Thursday, July 15, 2010

Village Life

Last week, I stayed with another host family in the village of Mochudi, about 45 minutes outside of Gaborone. Mochudi isn't the typical African village that I pictured in my mind. Even though there were huts built from mud and straw as well as animals roaming throughout the streets, Mochudi was much bigger than I imagined, having a population of about 40,000. More like a small town than a village. Although my family was traditional in some respects, owning a cattle post (which I will get into later) and cooking traditional food, they were also westernized in some aspects (although slightly less so than my Gabs family). They owned a car (actually 3), which my Gabs family does not even have and enjoy cooking pasta and chips (french fries).

During my stay in Mochudi, I worked at a local clinic. To my surprise, the clinic there and the one where I worked in Gaborone were very similar. Maybe that was because Mochudi is more of a growing town than the tiny village I was expecting. I also noticed that the social and cultural customs that impacted the clinics in Gaborone also were present in Mochudi. For example, the lack of professionalism (from my viewpoint) that occurred when nurses interrupted patient appointments, which actually come from the absence of personal space, a cultural trademark.

I also visited my family's cattle post, which is simply a farm where animals are raised and, in some cases, crops (mostly maize and sorghum) are grown. To get there, we drove 45 minutes away from Mochudi, half on paved roads and half on dirt, leading to what seemed to be a cattle post located in the middle of the bush. Cattle posts are common in Botswana and many family own at least one. My family kept about 100 cows, 50 goats, and 25 birds (a mix of chickens, turkeys, ducks, and geese). They let the animals roam free at certain times of the day to graze. Cows graze at night while the goats graze during the day to avoid the hyenas and jackals. My brother also showed me how to catch a chicken with my bare hands (go for the legs). What is not surprising is that my family slaughters these animals whenever they need meat. And later, I even got the pleasure (if this is the right emotion) to slaughter a chicken. While I am against animal cruelty (don't worry about the chicken, it was a quick death), I also enjoy eating meat. Somehow, I think it's better to know where exactly your food is coming from even if you have to slaughter it yourself than simply buying a mass produced product from the supermarket.

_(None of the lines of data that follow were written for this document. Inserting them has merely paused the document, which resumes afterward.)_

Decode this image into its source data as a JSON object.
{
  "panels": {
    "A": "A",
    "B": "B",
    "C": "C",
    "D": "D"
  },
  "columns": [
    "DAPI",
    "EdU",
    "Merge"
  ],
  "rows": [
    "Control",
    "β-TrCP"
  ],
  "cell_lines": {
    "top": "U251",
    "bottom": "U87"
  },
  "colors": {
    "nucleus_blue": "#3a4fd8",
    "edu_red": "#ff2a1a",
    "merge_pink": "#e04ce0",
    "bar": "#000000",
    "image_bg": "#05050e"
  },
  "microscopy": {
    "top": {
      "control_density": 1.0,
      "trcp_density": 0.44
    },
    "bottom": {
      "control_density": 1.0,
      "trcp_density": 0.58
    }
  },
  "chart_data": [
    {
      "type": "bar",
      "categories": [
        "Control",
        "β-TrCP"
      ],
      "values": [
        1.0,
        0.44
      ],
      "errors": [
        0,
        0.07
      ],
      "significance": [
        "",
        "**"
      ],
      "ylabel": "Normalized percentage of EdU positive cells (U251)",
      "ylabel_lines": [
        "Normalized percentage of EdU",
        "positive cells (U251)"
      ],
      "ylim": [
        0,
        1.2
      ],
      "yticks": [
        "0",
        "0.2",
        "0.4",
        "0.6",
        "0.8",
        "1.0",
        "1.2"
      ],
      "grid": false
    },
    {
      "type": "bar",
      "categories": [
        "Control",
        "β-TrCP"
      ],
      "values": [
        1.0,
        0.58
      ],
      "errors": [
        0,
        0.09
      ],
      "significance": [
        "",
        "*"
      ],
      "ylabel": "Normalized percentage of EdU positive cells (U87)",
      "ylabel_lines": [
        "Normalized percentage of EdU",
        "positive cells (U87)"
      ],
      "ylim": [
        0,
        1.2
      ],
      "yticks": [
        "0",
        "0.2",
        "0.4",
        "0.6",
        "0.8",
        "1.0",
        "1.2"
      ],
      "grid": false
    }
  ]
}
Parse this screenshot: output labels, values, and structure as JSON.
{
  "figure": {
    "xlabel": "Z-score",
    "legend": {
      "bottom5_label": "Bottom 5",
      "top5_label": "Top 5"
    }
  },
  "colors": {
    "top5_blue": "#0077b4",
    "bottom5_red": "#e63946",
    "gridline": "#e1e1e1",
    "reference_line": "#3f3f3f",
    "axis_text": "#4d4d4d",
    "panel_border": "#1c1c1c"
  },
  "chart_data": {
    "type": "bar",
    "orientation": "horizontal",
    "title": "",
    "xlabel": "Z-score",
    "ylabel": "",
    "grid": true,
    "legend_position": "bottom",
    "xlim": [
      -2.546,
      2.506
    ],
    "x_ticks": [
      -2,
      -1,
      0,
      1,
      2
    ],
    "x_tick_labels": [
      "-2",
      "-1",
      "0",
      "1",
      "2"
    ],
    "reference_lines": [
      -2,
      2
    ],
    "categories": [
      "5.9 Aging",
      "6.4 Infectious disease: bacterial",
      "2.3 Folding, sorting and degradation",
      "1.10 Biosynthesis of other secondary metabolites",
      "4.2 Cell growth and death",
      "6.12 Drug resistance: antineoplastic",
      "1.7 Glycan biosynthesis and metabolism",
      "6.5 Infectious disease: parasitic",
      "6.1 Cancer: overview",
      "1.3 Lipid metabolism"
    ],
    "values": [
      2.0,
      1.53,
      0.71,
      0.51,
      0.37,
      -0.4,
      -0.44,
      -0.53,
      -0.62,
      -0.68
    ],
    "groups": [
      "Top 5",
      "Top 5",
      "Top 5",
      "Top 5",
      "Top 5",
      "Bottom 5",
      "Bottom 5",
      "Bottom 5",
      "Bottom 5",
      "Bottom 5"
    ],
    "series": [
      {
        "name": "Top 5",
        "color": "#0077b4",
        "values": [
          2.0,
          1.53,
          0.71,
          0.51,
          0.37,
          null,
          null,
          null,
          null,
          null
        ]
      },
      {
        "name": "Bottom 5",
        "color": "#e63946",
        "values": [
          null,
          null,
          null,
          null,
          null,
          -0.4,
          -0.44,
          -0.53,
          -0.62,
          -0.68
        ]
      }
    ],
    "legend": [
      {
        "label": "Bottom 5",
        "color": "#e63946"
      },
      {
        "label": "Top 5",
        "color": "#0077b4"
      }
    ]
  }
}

During my stay in Mochudi, I realized just how little time I have left in this beautiful country. As of this typing, I have just over a week left. It's sad to think that I will be leaving the place I have called home for the past 6 weeks. My host mom even told me that when I get married, she will fly out to my wedding. There's a certain kind of friendliness and hospitality that is unique to Botswana, something I will dearly miss.

Top picture: The view overlooking part of Mochudi from atop a a nearby hill
2: Some of the cattle on my family's cattle post


  1. Tim,
    Your posts are always interesting and informative. Thank you.

  2. Very interesting observations about the difference between your host families. Good for you for having the courage to slaughter a chicken. I complete understand your feels about animal cruelty and eating.

    Enjoy your remaining time in Botswana!